March 23 (Reuters) - Hong Kong shares closed lower for a third straight session on Tuesday, dragged down by consumer discretionary and material stocks, as western sanctions against China weighed on investor sentiment.

** The Hang Seng index fell 1.3%, to 28,497.38, while the China Enterprises Index lost 1.7%, to 11,111.18.

** The United States, the European Union, Britain and Canada imposed sanctions on Chinese officials on Monday for human rights abuses in Xinjiang, and Beijing hit back immediately with broad punitive measures against the EU.

** The Hang Seng consumer discretionary index and the Hang Seng materials index fell the most, down 4% and 5.6%, respectively.

** Tech firms, which are sensitive to Sino-U.S. relations, also dropped, with the Hang Seng tech index closing down 2.5%.

** Curbing investor sentiment further, shares of Chinese e-cigarette makers slumped as Beijing plans to tighten regulations. Smoore International Holdings Ltd tumbled as much as 39.3% before ending 27.2% lower.

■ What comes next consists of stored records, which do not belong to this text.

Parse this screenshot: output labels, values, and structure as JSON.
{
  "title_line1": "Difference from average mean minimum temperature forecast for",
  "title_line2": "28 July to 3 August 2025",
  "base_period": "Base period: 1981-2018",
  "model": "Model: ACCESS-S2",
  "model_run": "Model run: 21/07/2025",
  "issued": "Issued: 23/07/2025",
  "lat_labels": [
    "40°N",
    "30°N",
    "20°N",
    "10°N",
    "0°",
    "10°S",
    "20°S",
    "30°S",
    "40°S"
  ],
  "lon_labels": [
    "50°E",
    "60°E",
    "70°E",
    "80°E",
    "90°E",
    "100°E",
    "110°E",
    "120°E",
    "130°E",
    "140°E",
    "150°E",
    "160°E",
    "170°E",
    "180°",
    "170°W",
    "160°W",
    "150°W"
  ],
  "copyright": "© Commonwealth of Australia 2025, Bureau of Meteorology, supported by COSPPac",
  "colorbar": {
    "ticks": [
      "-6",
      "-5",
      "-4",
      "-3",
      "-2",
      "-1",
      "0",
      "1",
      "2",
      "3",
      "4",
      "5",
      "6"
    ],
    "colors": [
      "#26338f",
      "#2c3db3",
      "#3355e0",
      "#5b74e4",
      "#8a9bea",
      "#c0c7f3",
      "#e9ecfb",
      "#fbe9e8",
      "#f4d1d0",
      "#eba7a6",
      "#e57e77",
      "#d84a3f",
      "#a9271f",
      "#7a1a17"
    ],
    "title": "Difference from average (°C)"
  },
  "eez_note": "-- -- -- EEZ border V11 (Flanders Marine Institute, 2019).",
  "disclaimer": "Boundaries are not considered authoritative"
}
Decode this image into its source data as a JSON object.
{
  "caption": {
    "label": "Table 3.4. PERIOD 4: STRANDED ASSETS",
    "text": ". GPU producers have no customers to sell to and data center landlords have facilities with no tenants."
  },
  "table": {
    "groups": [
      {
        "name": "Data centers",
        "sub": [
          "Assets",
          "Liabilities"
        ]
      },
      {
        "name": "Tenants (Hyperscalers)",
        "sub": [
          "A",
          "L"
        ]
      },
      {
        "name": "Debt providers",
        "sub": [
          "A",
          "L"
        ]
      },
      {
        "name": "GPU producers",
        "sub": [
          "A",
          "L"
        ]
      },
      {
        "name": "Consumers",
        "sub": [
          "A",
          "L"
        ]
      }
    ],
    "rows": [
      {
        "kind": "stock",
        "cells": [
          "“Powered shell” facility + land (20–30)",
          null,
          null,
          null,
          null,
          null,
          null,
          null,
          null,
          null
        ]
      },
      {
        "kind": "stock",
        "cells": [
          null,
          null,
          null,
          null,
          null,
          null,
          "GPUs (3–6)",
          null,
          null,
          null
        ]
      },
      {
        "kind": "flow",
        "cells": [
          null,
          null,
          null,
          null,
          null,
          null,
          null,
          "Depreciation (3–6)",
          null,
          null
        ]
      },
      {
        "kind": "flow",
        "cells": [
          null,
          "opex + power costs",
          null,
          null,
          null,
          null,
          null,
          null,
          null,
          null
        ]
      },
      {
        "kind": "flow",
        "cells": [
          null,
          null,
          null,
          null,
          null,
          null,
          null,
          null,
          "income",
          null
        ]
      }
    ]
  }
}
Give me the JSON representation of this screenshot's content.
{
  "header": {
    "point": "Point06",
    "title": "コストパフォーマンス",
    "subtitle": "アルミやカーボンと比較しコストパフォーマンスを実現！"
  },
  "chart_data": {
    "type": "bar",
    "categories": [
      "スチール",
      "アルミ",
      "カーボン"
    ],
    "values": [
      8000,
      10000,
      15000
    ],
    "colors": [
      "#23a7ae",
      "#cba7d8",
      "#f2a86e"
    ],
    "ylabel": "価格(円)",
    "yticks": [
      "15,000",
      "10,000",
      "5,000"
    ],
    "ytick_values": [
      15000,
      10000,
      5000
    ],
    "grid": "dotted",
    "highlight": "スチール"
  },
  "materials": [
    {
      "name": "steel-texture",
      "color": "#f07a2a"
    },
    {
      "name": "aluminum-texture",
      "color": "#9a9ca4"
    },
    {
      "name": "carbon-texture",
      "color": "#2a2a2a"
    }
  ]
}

** Baidu made a tepid debut in its Hong Kong secondary stock listing, bucking a trend of first-day pops on the bourse, as investors were wary of a fundraising flurry in the city and questioned the search company’s growth plans.

** Around the region, MSCI’s Asia ex-Japan stock index was weaker by 0.66%, while Japan’s Nikkei index closed down 0.61%.

** The yuan was quoted at 6.5113 per U.S. dollar at 08:15 GMT, 0.04% weaker than the previous close of 6.5084.